Efficient electrosynthesis of urea using CO2 and nitrate over a bifunctional In4SnS8 catalyst

Abstract

Electrochemical C–N coupling is emerging as a promising alternative to the current energy-intensive industrial process used to produce urea, and the rational design of efficient electrocatalysts is essential due to the complexity of the reaction. Herein, we developed a binary metal sulfide nanosheet catalyst, In₄SnS₈, and investigated its catalytic performance in urea electrosynthesis with CO₂ and NO₃⁻ as reactants. It is found that the In₄SnS₈ catalyst shows good activity and stability in the reaction, in which the urea formation rate and the faradaic efficiency (FE) of urea can reach 75 mg (h g_cat)⁻¹ and 19.5%, respectively, at −0.65 V vs. RHE. In comparison, unary sulfides, In₂S₃ and SnS₂, show much poorer performance.

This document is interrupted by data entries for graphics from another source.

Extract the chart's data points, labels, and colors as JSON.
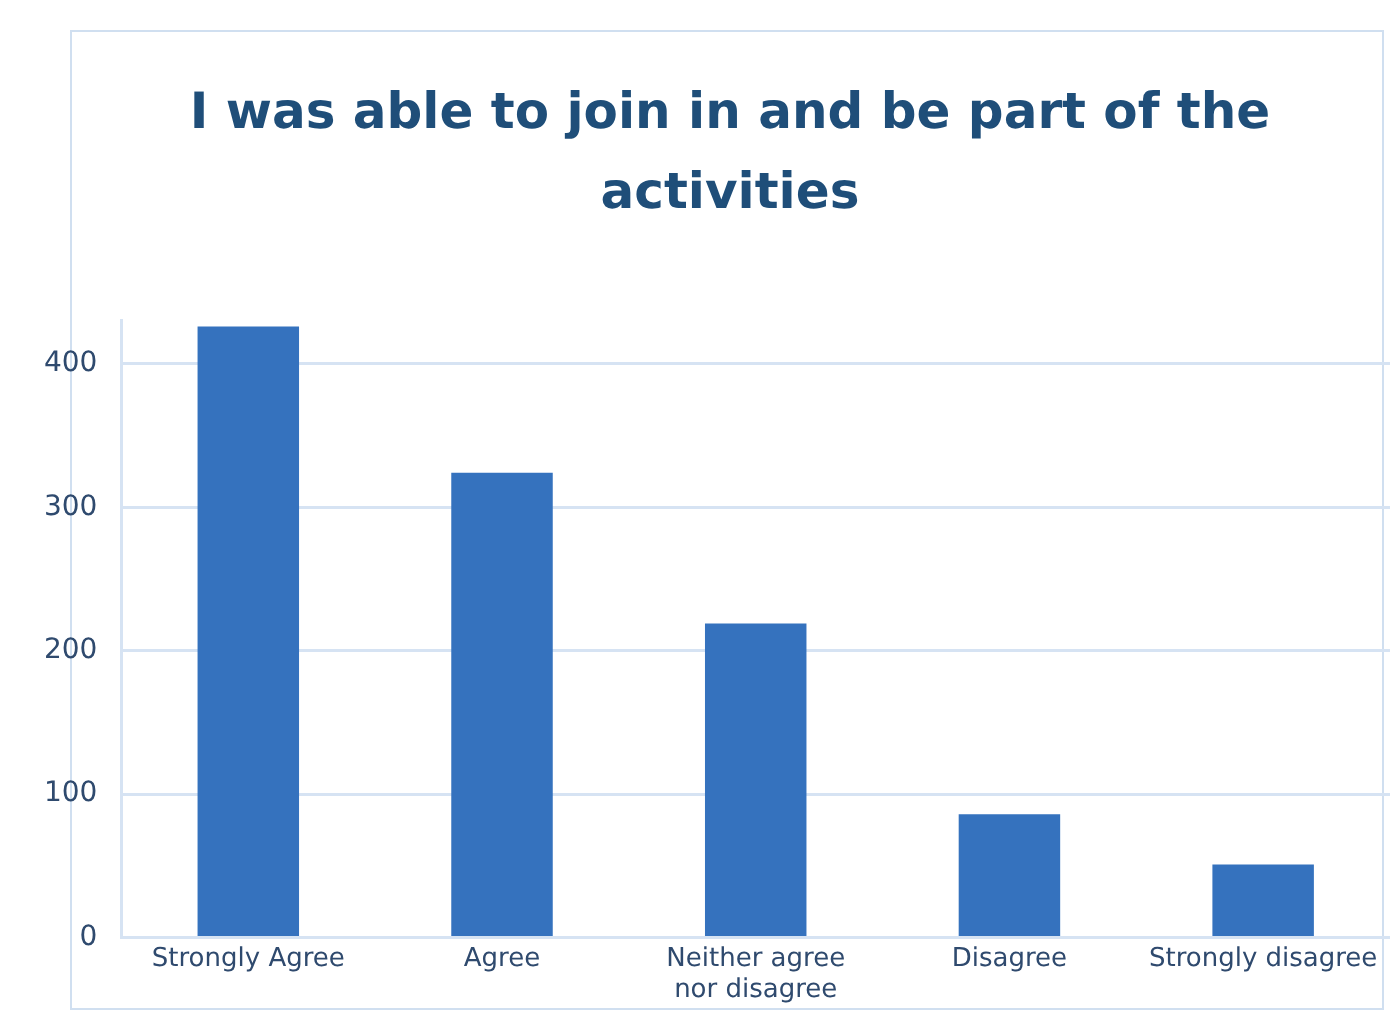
{
  "chart_data": {
    "type": "bar",
    "title": "I was able to join in and be part of the activities",
    "categories": [
      "Strongly Agree",
      "Agree",
      "Neither agree nor disagree",
      "Disagree",
      "Strongly disagree"
    ],
    "values": [
      426,
      324,
      219,
      86,
      51
    ],
    "color": "#3572be",
    "ylim": [
      0,
      430
    ],
    "yticks": [
      0,
      100,
      200,
      300,
      400
    ],
    "grid": "y"
  }
}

By combining electrochemical measurements, FTIR characterization and DFT calculations, we infer that CO₂ and NO₃⁻ are hydrogenated to CO and NH₂ on the Sn and In sites, respectively, which act as the key intermediates for the C–N coupling step to CONH₂. The bifunctionality resulting from the Sn and In sites significantly improves the coupling efficiency of In₄SnS₈ with the most favorable pathway in the energetic diagram. This work may inspire more scientific interest in the study of binary transition metal sulfides for electrochemical reactions requiring multiple catalytic sites.